Johor Bharu: Prominent Electronics Manufacturing Services (EMS) provider vs. Industry BHD reported revenue of RM3.79 billion for the financial year ended 31 July 2025 (FY25), vs RM4.25 billion.
This was largely due to the proclamation of customers in Q4 FY25, with the impacts of the order distribution on the request of the customers, after the announcement of the mutual tariffs with low sales orders, which led to the market uncertainty and moist sense.
FY25 benefits (PBT) and net profit before tax came in RM75.0 million and rm36.7 million respectively, FY24 came in RM268.5 million and RM246.0 million, Vij-e-Vis RM268.5 million and rm268.5 million and rm246.0 million.
Note that the performance of FY24 includes a one-bands of RM50.5 million non-cash accounting benefits, resulting in the weakening of the equity interest of the group in VS International Group Limited as well as a loss of RM13.5 million on plants and equipment.

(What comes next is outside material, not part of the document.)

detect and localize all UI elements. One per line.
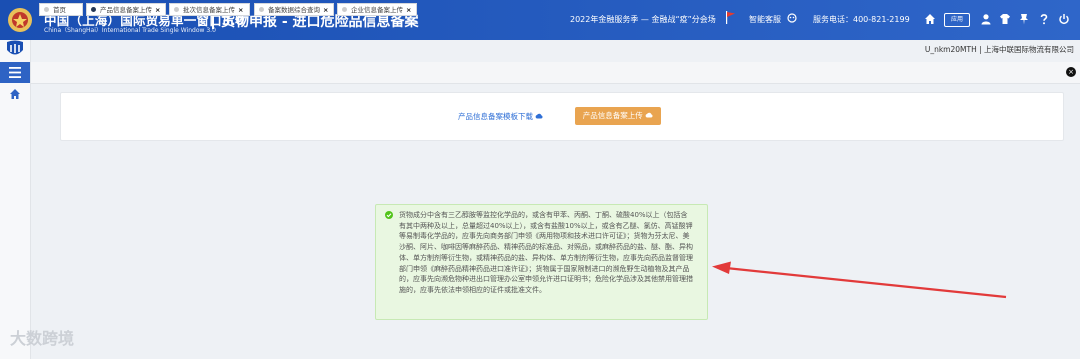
red-annotation-arrow — [712, 261, 1007, 299]
watermark-text: 大数跨境 — [10, 329, 75, 348]
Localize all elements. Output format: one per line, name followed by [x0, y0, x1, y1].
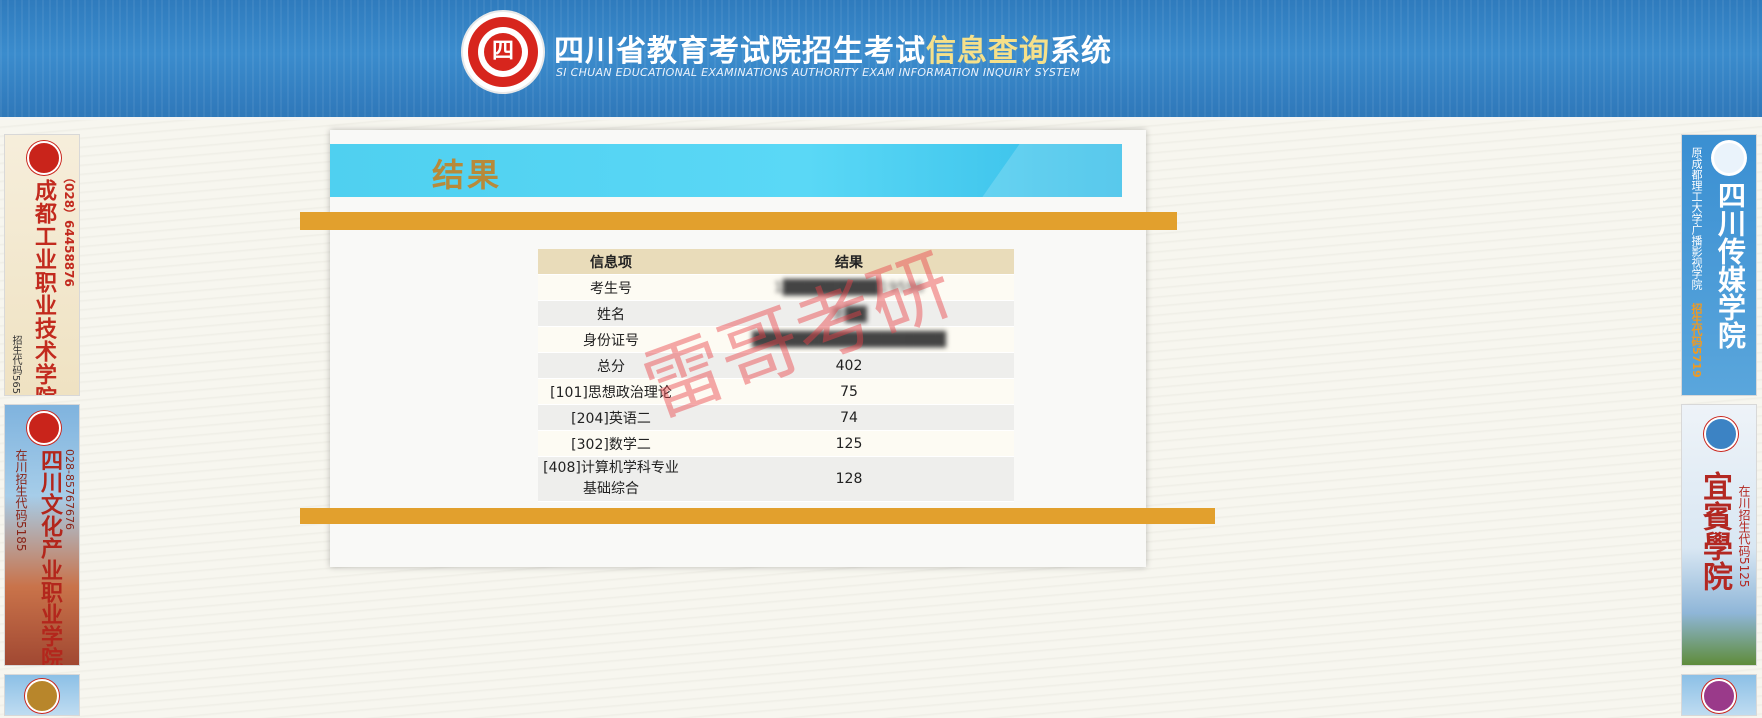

Meanwhile, factors contributing to factors in weak FY25 results include low revenue, cost-low pressure from customers, as well as the plant setup cost and damage from the Philippines plant include RM24.9 million, which is still in its womb period.
In addition, RM6.0 million amount and RM7.1 million total loss on trading receipts on plant and equipment caused loss loss.
Adjustments for these extraordinary objects, FY25 PBT would be higher at rm88.1 million.
Managing Director Datuk C Anthem said that, as an export-based company with the US, is one of its major markets, a large-to-the–affected adverse effect on the Q4 FY25 performance of the group of mutual tariffs, as the limit of customer adjustment for measures was initially estimated.
“It was considered necessary to reflect our prudent practice with specific losses.
“Given further, the near-term operating environment is expected to be challenging. The group’s performance in the next few quarters will be influenced by the prevailing consumer spirit and our customers’ perspectives on the wider market.
He said, “The mutual tariff rate for Malaysia is now fixed at 19%, which is in conformity with most other export-oriented manufacturing countries in ASEAN. With this clarity, we expect more visibility on order flow to emerge in the coming quarters,” he said in a statement.
On a bright note, Anthem said that orders have been raised in Q1 FY26, and many new models have also entered large -scale production.
“We opin that some general status will be withdrawn as stakeholders of industry, including customers and suppliers, which are compatible with mutual tariffs.
He said, “We are in active discussion with customers on product cost structures. Meanwhile, the operating of the Philippines, recently started large -scale production, is expected to see gradual improvements in use rates,” he further said.
Against this background, the group focuses highly focused on lean production, increases operating efficiency, and practicing prudent cost control.
Operations are supported by a solid balance sheet with strong cash holdings, and the board prevents unexpected situations, to the group’s performance to be satisfactory in the coming financial year.
Meanwhile, the Q4 FY25 revenue of VS was RM858.8 million, compared to RM1.21 billion in the same period last year.
The group damaged a loss of RM33.0 million vs RM104.6 million before RM30.6 million tax (LBT) in PBT and Q4 FY24 respectively.
The Q4 FY25 LBT included RM20.5 million losses from the operating of the Philippines, along with the first one-closed loss loss on the trading of RM6.0 million and on the total equipment and devices of RM7.1 million in the current quarter.
Except for these two losses, Q4 FY25 LBT will be RM17.5 million.
For comparison, the Q4 FY24 results included a united accounting advantage of RM50.5 million and a loss of RM13.5 million on plants and equipment.
The board did not propose dividends for the current quarter.
The total dividend per share for the current financial year is for 1.4 Sen or RM51.9 million, including a share dividend distribution of treasury shares based on a treasury shares for each 125 existing ordinary shares, which translates to 0.6 Sen or RM21.0 million per share or RM21.0 million.
It works for a payment ratio of 141.3% based on FY25 net profit of RM36.7 million.